Monday, October 15, 2007

The Environment: Blog Action Day

One of the focuses of this blog is to share environmental science and advocacy with the Black Blogosphere. Though environmentalism is at least being broached more often and with more open minds than before, it is still an issue that is not being attended to.

So, in support of Blog Action Day, I will blog about the environment and the African-American community.

I supervise a team of inner-city 'volunteers' (read urban, Black) who are learning about careers in natural resources. They complete service work related to land and wild life management as well as assist with teaching environmental education lessons to inner-city public school youth.

Most of have only acheived a high school diploma or GED as their highest education level (some not even that); so, often what they understand about the environment ise inaccurate or incomplete. For some of them, their experiences and knowledge of this subject is minimal at best. They each have their own opinions and feelings about nature (here I am speaking very broadly about the outdoors, the environment, environmental science, and conservation). Related to this matter is that they may not yet have formed a personal opinion about conservation and environmental stewardship. For example, participants from previous years can tell you all about recycling and the benefits, but none of them recycle. Or they spend most of their service time removing litter from public places, but they litter and throw trash in the streets. I challenge them and ask why. The answer I receive is - I don't litter where I have to pick up trash OR I'm keeping someone else employed.

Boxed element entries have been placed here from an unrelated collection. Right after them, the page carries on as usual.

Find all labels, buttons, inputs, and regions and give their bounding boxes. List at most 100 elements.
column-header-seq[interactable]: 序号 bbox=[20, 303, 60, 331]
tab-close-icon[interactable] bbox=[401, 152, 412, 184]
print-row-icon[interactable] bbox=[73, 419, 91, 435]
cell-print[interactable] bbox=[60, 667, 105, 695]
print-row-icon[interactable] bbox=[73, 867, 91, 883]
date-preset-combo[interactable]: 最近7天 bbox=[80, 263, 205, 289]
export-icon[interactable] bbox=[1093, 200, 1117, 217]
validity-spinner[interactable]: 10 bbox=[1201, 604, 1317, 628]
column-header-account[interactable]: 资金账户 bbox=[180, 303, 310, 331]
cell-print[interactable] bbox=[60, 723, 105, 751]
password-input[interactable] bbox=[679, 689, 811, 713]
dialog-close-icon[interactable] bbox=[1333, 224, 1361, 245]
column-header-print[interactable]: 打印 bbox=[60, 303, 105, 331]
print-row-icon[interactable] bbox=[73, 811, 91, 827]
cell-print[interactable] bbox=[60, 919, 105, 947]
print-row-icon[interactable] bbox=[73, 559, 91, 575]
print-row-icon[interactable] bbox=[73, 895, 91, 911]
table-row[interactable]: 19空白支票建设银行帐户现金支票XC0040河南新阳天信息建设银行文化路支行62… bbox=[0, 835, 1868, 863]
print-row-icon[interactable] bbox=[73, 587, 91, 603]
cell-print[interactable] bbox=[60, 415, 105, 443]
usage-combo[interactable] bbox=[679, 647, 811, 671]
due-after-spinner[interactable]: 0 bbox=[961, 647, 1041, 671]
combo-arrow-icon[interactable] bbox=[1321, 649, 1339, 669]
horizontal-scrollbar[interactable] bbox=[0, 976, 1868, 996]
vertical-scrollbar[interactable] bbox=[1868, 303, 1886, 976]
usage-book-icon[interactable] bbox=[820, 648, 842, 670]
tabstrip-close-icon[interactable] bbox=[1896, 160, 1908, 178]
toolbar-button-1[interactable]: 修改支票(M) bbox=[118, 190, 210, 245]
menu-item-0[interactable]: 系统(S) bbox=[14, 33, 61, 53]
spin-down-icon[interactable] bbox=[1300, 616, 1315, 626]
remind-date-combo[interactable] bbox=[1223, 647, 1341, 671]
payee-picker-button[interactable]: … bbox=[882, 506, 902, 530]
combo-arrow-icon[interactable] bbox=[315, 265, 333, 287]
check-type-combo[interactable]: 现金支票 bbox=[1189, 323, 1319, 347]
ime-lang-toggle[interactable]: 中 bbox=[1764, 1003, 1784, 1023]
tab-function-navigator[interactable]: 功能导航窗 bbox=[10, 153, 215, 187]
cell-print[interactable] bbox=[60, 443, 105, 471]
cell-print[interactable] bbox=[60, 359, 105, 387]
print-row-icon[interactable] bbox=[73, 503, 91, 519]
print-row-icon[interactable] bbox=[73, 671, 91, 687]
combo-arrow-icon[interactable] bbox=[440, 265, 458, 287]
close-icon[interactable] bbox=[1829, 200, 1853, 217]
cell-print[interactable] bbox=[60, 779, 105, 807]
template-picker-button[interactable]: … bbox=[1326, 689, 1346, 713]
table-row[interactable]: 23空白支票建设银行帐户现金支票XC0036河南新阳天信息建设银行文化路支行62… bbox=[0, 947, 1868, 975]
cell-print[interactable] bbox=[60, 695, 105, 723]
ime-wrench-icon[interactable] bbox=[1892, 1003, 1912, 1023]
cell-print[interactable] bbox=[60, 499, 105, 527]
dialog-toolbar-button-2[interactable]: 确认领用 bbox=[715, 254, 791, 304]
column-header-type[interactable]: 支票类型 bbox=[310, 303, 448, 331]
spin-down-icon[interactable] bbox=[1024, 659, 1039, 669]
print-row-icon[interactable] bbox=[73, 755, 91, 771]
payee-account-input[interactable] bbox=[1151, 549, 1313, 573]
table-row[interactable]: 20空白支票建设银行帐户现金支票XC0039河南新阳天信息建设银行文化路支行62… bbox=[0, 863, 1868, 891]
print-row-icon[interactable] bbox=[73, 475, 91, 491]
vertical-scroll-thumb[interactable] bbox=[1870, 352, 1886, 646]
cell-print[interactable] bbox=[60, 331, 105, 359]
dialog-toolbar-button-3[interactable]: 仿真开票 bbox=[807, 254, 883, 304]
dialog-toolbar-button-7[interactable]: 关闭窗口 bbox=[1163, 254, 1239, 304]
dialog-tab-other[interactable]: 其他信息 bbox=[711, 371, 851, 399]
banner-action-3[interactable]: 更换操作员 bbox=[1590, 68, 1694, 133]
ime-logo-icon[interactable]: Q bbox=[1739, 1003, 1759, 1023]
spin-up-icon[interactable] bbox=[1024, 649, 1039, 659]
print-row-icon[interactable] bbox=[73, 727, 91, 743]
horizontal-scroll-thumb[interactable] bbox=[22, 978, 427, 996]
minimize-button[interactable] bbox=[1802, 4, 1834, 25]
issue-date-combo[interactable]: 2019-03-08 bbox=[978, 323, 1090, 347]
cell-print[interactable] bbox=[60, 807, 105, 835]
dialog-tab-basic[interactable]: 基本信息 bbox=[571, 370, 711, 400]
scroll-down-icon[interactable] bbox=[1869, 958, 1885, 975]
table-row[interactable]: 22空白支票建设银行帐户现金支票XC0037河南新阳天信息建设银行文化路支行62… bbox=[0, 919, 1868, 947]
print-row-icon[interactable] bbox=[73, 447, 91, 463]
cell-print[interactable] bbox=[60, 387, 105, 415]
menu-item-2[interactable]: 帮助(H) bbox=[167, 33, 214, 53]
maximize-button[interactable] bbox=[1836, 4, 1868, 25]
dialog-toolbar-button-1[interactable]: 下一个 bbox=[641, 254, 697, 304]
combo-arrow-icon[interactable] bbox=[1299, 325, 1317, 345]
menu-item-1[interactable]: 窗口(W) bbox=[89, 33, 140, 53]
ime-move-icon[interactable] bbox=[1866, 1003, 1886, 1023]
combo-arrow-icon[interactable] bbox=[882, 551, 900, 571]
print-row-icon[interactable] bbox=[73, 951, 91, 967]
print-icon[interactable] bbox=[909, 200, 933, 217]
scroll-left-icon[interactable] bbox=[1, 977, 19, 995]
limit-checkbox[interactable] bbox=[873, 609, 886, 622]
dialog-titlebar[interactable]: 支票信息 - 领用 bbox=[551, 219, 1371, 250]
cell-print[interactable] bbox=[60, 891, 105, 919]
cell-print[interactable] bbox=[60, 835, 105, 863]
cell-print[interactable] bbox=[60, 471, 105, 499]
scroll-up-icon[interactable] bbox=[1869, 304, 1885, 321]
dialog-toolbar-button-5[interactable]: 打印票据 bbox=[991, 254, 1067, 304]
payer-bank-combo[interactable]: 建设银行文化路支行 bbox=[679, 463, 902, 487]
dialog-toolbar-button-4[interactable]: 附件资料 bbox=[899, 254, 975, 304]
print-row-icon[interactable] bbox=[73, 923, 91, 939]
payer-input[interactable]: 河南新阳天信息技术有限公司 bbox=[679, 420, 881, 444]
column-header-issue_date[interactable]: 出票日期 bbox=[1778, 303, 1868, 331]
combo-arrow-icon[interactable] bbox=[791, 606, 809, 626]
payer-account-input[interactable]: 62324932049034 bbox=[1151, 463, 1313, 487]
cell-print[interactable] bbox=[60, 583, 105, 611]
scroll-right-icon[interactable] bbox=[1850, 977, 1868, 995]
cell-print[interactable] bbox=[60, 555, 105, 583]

No doubt, this presents some great challenges to the objective of preparing them to share environmental education learning activities. For one, they simply lack the knowledge and skills to do teach these lessons. They aren't education majors or science majors; and they have no personal experiences to borrow from. Two, delivering environmental education lessons, isn’t as simple as reading an essay or learning a script and repeating it to others. A quality environmental education, like any other science learning program (even an informal one) is not about memory and regurgitation. Three, as of now their motivations are varied and quite frankly their opinions on environmental issues are still developing.

Though I might be oversimplifying, they don’t yet fully understand conservation or environmental science, let alone the nuances that surround each subject. They must be willing to unlearn what they think to be true and learn something new or potentially conflicting. And it takes time (and patience) to unlearn and learn all this information about nature. So, my purpose is to work them and to continue to share science (specifically environmental science) with them and the rest of the Black Blog-o-Sphere.